Red teaming should begin before production deployment and continue as an ongoing control. Pre-deployment, every agent should be classified by autonomy level and risk tier, with adversarial testing depth calibrated accordingly – agents with external action authority (payments, communications, regulatory filings) require full red teaming with signed-off remediation before go-live. Post-deployment, agents must be re-tested when their tools, prompts, underlying models, or operational context change. New attack patterns published by frontier labs, security researchers, and regulators should be added to the firm’s threat library continuously.

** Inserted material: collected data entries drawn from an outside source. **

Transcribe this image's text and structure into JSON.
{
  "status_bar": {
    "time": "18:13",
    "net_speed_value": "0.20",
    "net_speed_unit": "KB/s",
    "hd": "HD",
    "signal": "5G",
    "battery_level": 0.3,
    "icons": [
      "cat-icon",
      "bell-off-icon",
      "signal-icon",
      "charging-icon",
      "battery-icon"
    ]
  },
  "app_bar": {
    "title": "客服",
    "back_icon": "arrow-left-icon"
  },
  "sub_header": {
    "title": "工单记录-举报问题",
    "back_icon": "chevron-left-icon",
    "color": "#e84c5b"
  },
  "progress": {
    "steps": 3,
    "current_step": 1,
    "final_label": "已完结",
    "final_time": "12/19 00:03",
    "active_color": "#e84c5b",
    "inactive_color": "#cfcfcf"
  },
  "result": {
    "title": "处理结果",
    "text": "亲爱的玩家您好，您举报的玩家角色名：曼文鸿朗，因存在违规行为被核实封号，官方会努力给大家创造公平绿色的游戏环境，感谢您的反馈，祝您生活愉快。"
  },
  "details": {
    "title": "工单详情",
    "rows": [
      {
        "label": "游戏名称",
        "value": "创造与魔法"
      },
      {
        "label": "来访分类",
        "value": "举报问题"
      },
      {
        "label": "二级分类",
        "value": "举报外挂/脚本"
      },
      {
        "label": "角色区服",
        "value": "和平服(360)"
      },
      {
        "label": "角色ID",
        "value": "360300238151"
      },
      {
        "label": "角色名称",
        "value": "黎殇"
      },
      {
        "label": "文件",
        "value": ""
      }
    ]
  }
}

The EU AI Act requires high-risk AI systems to demonstrate robustness and cybersecurity, with adversarial robustness testing obligations expected to apply from late 2027. NIST’s AI Risk Management Framework includes adversarial testing as part of its Measure function. NIS2 and DORA require firms to test the resilience of their digital systems. None of these frameworks was written with agentic AI front of mind, but each implicitly requires what red teaming provides. Regulators in financial services are already asking adversarial testing questions in supervisory engagements ahead of formal obligations.
Best practice comprises four capabilities: a structured agentic threat library mapped to frameworks including OWASP ASI 2026 and MITRE ATLAS; tooling that combines automated testing at scale with human red teamers for context-aware, creative attacks; calibration of testing depth to autonomy level and risk tier; and auditor-ready documentation – test scope, attack scenarios attempted, results, residual risk, and controls implemented. Red team findings should feed directly into the firm’s controls library, KRIs, and incident response framework, not sit as a separate workstream.